Eyde lived in Burbank, California. Although her real name is known, Eyde preferred to be known under her pseudonym, saying that she feared being discovered by people who would "not understand". Eyde died on December 22, 2015, at the age of 94. At the time, her death went unnoticed and no obituaries were published.

==Legacy==
Despite the short run of her magazine Vice Versa, Eyde is credited with "set[ting] the agenda that has dominated lesbian and gay journalism for fifty years [by] introduc[ing] many of the characteristics that would define the myriad publications that would follow". While few copies of her magazine survive, a complete set can be found at the ONE National Gay & Lesbian Archives in Los Angeles. Due to her work with Vice Versa, Eyde has been called the foremother of the women in print movement, an effort by second-wave feminists to establish alternative, autonomous communications networks created by and for women.

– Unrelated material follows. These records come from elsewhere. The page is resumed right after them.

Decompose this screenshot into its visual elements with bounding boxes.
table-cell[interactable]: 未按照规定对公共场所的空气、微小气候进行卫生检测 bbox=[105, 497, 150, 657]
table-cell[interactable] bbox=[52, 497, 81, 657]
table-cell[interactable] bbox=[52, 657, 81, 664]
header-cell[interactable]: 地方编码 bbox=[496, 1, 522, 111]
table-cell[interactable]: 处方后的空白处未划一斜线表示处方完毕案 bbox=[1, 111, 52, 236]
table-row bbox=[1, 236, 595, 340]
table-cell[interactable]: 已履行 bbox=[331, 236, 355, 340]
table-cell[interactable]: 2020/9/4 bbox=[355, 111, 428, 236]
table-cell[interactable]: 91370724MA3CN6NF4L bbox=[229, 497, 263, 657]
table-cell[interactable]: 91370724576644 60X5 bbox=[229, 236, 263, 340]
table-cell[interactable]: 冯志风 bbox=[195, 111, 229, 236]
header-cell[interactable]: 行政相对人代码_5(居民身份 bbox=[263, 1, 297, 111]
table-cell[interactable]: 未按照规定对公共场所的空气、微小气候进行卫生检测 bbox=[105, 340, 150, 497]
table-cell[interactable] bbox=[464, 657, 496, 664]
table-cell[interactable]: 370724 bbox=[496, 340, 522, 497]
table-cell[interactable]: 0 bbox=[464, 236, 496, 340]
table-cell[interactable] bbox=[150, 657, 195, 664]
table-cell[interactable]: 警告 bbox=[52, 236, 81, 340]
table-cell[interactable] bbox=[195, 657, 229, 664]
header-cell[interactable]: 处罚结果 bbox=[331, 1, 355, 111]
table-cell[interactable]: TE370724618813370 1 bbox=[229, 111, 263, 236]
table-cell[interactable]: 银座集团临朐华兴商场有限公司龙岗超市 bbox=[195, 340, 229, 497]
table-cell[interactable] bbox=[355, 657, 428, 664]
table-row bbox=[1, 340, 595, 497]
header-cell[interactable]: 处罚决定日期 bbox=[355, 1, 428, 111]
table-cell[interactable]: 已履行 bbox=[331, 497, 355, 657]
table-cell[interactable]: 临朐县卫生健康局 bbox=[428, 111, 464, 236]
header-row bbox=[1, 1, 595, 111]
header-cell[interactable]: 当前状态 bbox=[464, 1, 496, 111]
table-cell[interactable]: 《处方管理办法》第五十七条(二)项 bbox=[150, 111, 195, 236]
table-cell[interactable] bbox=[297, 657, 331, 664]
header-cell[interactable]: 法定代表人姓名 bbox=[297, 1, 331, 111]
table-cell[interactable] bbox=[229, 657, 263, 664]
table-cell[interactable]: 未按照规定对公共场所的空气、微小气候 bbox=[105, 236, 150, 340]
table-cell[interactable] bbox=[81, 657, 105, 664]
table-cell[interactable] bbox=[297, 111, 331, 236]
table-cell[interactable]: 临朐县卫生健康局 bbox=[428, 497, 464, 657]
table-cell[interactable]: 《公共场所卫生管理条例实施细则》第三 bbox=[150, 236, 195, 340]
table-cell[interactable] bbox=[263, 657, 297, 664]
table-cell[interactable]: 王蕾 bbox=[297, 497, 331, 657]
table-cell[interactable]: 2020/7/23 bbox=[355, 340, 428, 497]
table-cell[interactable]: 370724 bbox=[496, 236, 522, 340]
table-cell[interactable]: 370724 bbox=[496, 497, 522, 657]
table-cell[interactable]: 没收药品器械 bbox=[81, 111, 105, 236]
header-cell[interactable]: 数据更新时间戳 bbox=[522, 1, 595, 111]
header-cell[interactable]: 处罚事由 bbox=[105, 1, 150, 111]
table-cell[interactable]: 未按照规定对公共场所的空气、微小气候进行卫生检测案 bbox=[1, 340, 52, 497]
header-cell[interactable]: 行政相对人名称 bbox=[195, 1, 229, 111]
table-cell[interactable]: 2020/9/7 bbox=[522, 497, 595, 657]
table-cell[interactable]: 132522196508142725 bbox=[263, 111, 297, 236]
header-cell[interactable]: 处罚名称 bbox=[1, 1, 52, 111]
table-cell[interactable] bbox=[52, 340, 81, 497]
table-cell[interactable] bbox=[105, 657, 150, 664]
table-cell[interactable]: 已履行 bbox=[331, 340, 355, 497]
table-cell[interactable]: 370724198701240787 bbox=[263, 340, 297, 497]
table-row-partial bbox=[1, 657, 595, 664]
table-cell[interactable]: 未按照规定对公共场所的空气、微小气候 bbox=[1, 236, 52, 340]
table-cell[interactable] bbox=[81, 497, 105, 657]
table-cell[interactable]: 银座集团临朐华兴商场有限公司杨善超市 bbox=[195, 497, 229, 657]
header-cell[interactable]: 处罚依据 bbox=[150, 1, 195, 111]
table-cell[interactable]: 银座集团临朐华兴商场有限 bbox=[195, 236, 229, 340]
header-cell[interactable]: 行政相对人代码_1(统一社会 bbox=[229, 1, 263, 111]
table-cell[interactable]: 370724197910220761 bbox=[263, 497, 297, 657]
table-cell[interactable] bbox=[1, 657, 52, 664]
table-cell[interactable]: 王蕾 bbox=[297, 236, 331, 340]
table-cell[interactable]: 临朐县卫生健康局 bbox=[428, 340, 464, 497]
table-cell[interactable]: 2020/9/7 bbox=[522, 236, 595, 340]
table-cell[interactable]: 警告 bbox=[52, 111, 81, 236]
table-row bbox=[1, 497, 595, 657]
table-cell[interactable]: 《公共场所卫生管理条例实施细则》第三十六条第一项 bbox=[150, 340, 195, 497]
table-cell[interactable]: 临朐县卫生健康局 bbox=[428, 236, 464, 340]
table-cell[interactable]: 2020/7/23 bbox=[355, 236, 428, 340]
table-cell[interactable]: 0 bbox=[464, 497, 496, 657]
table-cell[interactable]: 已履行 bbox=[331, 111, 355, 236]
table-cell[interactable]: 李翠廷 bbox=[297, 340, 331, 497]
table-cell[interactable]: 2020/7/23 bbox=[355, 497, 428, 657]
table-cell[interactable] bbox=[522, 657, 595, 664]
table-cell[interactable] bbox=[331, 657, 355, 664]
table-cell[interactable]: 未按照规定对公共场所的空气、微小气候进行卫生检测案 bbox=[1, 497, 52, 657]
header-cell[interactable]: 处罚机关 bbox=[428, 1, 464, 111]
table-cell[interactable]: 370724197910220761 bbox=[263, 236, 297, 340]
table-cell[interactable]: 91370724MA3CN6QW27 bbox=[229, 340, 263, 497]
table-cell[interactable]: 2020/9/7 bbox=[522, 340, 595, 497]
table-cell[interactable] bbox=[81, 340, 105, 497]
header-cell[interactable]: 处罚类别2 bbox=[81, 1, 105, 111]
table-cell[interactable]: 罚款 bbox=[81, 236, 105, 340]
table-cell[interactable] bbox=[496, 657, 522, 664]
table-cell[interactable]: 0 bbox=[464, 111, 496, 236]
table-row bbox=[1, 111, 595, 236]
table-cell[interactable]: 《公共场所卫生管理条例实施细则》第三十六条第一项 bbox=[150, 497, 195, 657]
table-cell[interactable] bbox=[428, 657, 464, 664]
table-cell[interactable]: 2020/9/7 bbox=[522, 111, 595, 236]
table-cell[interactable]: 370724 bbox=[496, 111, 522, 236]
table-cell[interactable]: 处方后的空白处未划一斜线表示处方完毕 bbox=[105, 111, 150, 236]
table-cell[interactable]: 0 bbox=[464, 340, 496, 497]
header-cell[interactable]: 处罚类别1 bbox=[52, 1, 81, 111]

The ONE National Gay & Lesbian Archives acquired Eyde’s personal collection of papers and photographs in 2015.

Season 1, episode 3 of the podcast Making Gay History is about her, and a bonus episode of that podcast features her songs.

The National Lesbian and Gay Journalists Association Lisa Ben Award for Achievement in Features Coverage is "designed to honor a journalist whose body of work is distinguished by insight and impact through engaging features on LGBTQ individuals, the LGBTQ community or LGBTQ issues."